Programmatic GitHub Gist

A colleague of mine recently reported an issue with one of our metadata producer. I needed to isolate a piece of data but I wanted two things:

  • to make the data available from the command line, outside of the system producing them;
  • to enable me to send the problematic payload as much as I wanted until we could diagnose the origin of the issue.

So let's finish with an example of how to dump some JSON data into a private GitHub Gist. You can find additional materials under the Create a gist section of GitHub API reference.

You need to create/use a Personal access token to publish a gist without revealing your password.
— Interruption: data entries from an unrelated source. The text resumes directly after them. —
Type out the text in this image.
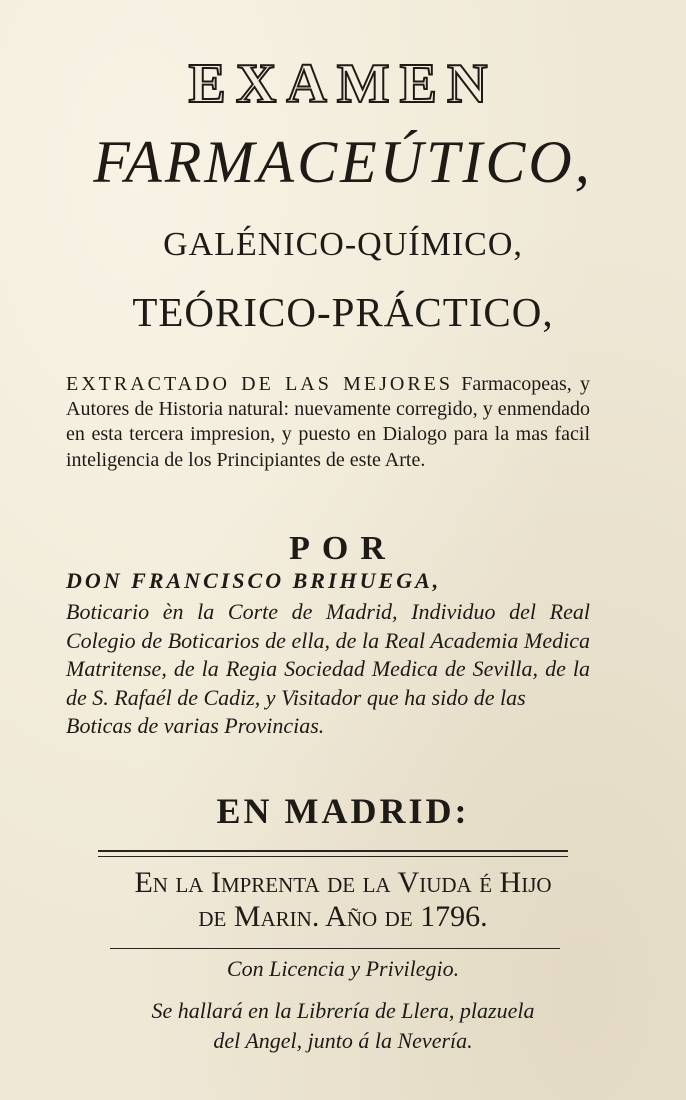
EXAMEN
FARMACEÚTICO,
GALÉNICO-QUÍMICO,
TEÓRICO-PRÁCTICO,
EXTRACTADO DE LAS MEJORES Farmacopeas, y Autores de Historia natural: nuevamente corregido, y enmendado en esta tercera impresion, y puesto en Dialogo para la mas facil inteligencia de los Principiantes de este Arte.
POR
DON FRANCISCO BRIHUEGA,
Boticario èn la Corte de Madrid, Individuo del Real Colegio de Boticarios de ella, de la Real Academia Medica Matritense, de la Regia Sociedad Medica de Sevilla, de la de S. Rafaél de Cadiz, y Visitador que ha sido de las
Boticas de varias Provincias.
EN MADRID:
En la Imprenta de la Viuda é Hijo
de Marin. Año de 1796.
Con Licencia y Privilegio.
Se hallará en la Librería de Llera, plazuela
del Angel, junto á la Nevería.
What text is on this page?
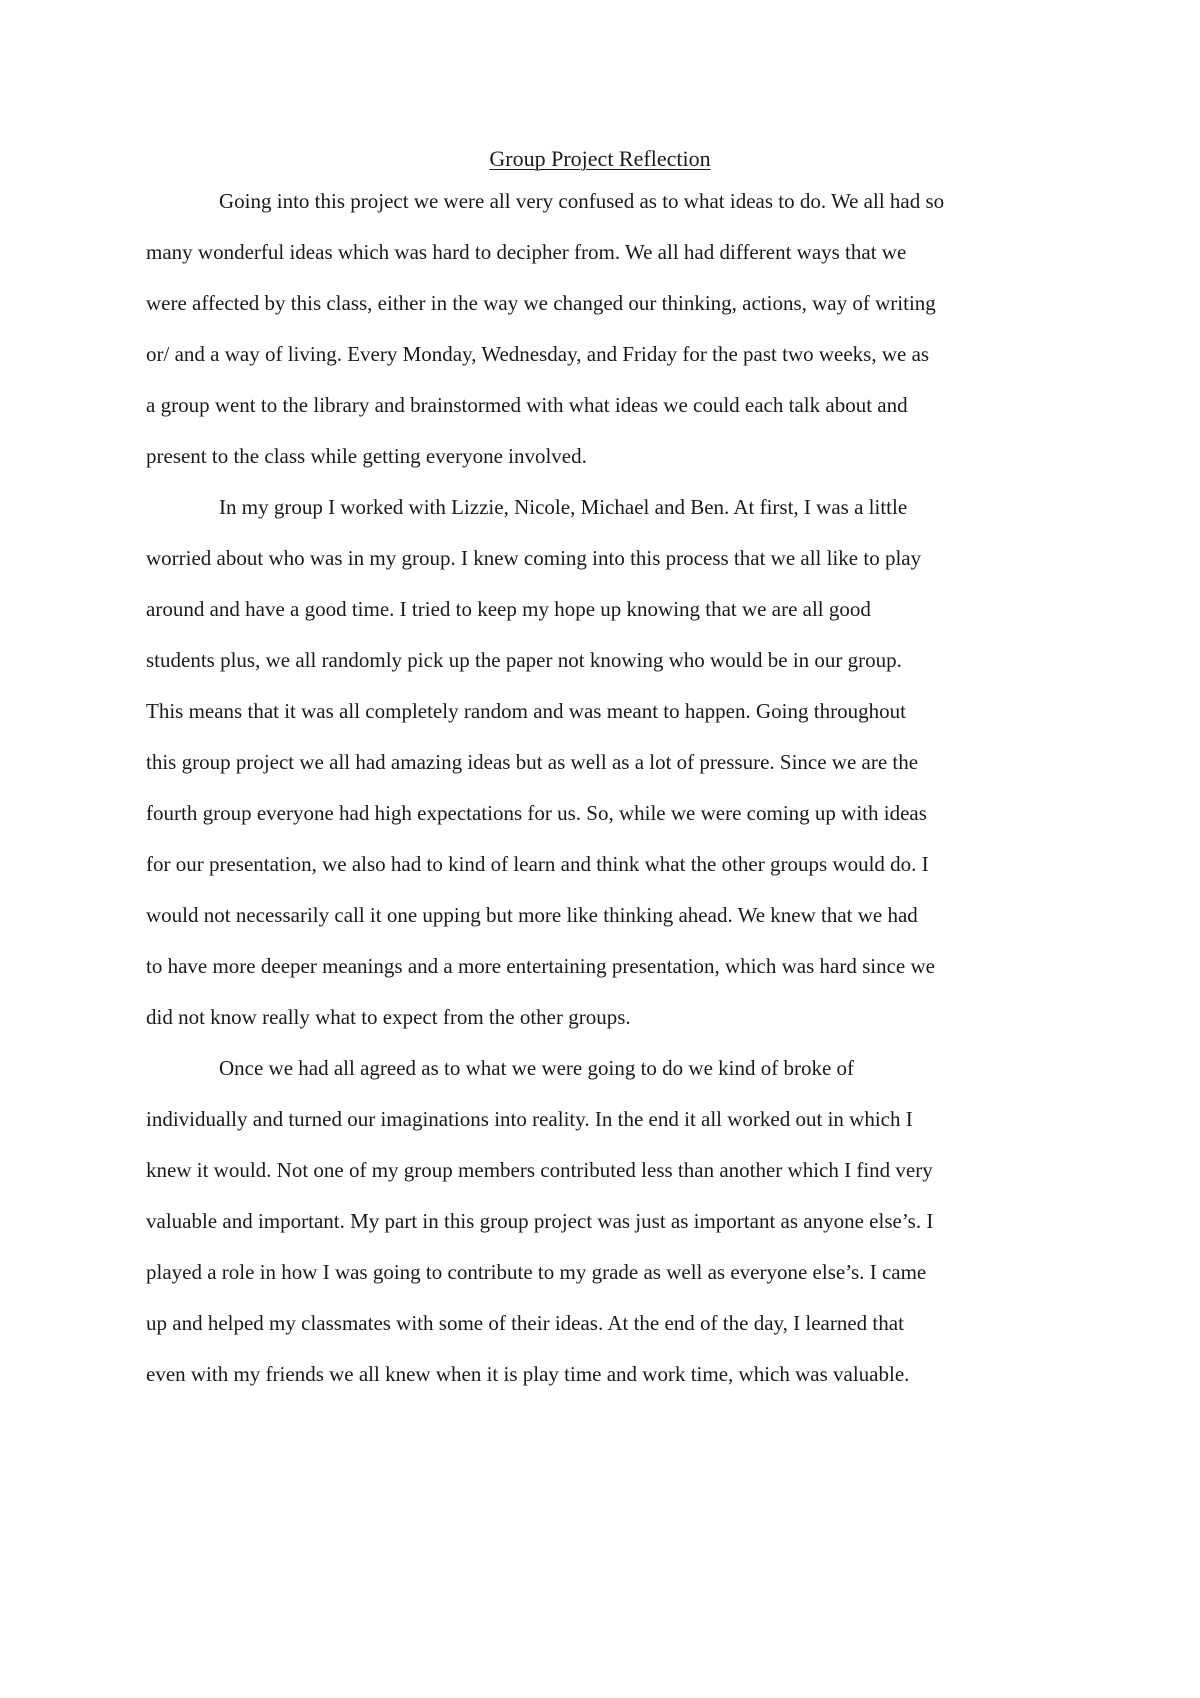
Group Project Reflection
Going into this project we were all very confused as to what ideas to do. We all had so
many wonderful ideas which was hard to decipher from. We all had different ways that we
were affected by this class, either in the way we changed our thinking, actions, way of writing
or/ and a way of living. Every Monday, Wednesday, and Friday for the past two weeks, we as
a group went to the library and brainstormed with what ideas we could each talk about and
present to the class while getting everyone involved.
In my group I worked with Lizzie, Nicole, Michael and Ben. At first, I was a little
worried about who was in my group. I knew coming into this process that we all like to play
around and have a good time. I tried to keep my hope up knowing that we are all good
students plus, we all randomly pick up the paper not knowing who would be in our group.
This means that it was all completely random and was meant to happen. Going throughout
this group project we all had amazing ideas but as well as a lot of pressure. Since we are the
fourth group everyone had high expectations for us. So, while we were coming up with ideas
for our presentation, we also had to kind of learn and think what the other groups would do. I
would not necessarily call it one upping but more like thinking ahead. We knew that we had
to have more deeper meanings and a more entertaining presentation, which was hard since we
did not know really what to expect from the other groups.
Once we had all agreed as to what we were going to do we kind of broke of
individually and turned our imaginations into reality. In the end it all worked out in which I
knew it would. Not one of my group members contributed less than another which I find very
valuable and important. My part in this group project was just as important as anyone else’s. I
played a role in how I was going to contribute to my grade as well as everyone else’s. I came
up and helped my classmates with some of their ideas. At the end of the day, I learned that
even with my friends we all knew when it is play time and work time, which was valuable.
Head towards your GitHub personal settings to do so.

We will reuse the token as the GH_OAUTH_TOKEN environment variable in the following example:

1
2
3
4
5
6
7
8
9
10
11
12
export GH_USERNAME=...
export GH_OAUTH_TOKEN=...

URL=http://www.bbc.com/future/story/20160418-the-real-reason-men-grow-beards \
&& curl -sS -X GET -G -d url=$URL -H "Accept: application/json" \
http://spotlight.sztaki.hu:2222/rest/annotate \
| jq -r --arg url $URL \
'{ url: $url, mentions: [ .Resources[]."@URI" ] | unique }' \
| jq -r '{ public: false, files: { "mentions.json": {content: (. | tostring) }}}' \
| curl -sS -X POST -H 'Accept: application/json' \
--user "$GH_USERNAME:$GH_OAUTH_TOKEN" \
-d @- https://api.github.com/gists
  • jq's tostring filter formats a JSON object as a embeddable string — wrapping JSON into JSON!

In this example, we formatted the data twice:

  1. first to build a JSON structure we are interested in;
  2. then we structure it in a way the GitHub API can understand.
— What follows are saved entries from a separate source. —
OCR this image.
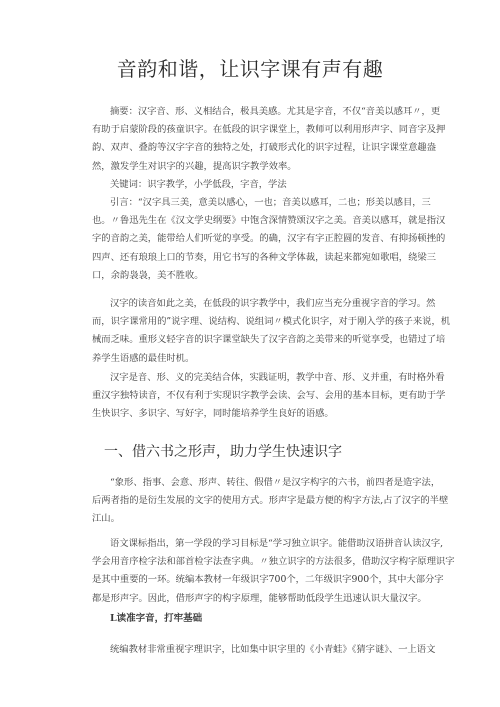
音韵和谐，让识字课有声有趣

摘要：汉字音、形、义相结合，极具美感。尤其是字音，不仅“音美以感耳〃，更
有助于启蒙阶段的孩童识字。在低段的识字课堂上，教师可以利用形声字、同音字及押
韵、双声、叠韵等汉字字音的独特之处，打破形式化的识字过程，让识字课堂意趣盎
然，激发学生对识字的兴趣，提高识字教学效率。
关键词：识字教学，小学低段，字音，学法

引言：“汉字具三美，意美以感心，一也；音美以感耳，二也；形美以感目，三
也。〃鲁迅先生在《汉文学史纲要》中饱含深情赞颂汉字之美。音美以感耳，就是指汉
字的音韵之美，能带给人们听觉的享受。的确，汉字有字正腔圆的发音、有抑扬顿挫的
四声、还有琅琅上口的节奏，用它书写的各种文学体裁，读起来都宛如歌唱，绕梁三
口，余韵袅袅，美不胜收。

汉字的读音如此之美，在低段的识字教学中，我们应当充分重视字音的学习。然
而，识字课常用的”说字理、说结构、说组词〃模式化识字，对于刚入学的孩子来说，机
械而乏味。重形义轻字音的识字课堂缺失了汉字音韵之美带来的听觉享受，也错过了培
养学生语感的最佳时机。

汉字是音、形、义的完美结合体，实践证明，教学中音、形、义并重，有时格外看
重汉字独特读音，不仅有利于实现识字教学会读、会写、会用的基本目标，更有助于学
生快识字、多识字、写好字，同时能培养学生良好的语感。

一、借六书之形声，助力学生快速识字

“象形、指事、会意、形声、转往、假借〃是汉字构字的六书，前四者是造字法，
后两者指的是衍生发展的文字的使用方式。形声字是最方便的构字方法,占了汉字的半壁
江山。

语文课标指出，第一学段的学习目标是“学习独立识字。能借助汉语拼音认读汉字,
学会用音序检字法和部首检字法查字典。〃独立识字的方法很多，借助汉字构字原理识字
是其中重要的一环。统编本教材一年级识字700个，二年级识字900个，其中大部分字
都是形声字。因此，借形声字的构字原理，能够帮助低段学生迅速认识大量汉字。

L读准字音，打牢基础

统编教材非常重视字理识字，比如集中识字里的《小青蛙》《猜字谜》、一上语文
It illustrates various ways of combining environment variables and stdin processing.

Conclusion

I kind of like this ability to make powerful processing with basic bricks. Bricks we then make evolve into a more complex structure to cope with our needs.

This approach is good to prototype. To prototype datasets. To prototype a data flow between application prototypes. To reproduce faulty data scenarios.

This is also great if you need to interface various APIs from a shell access only.

And finally, there is no hype involved: just long lasting and solid bash/fish/zsh/wtfsh programming knowledge.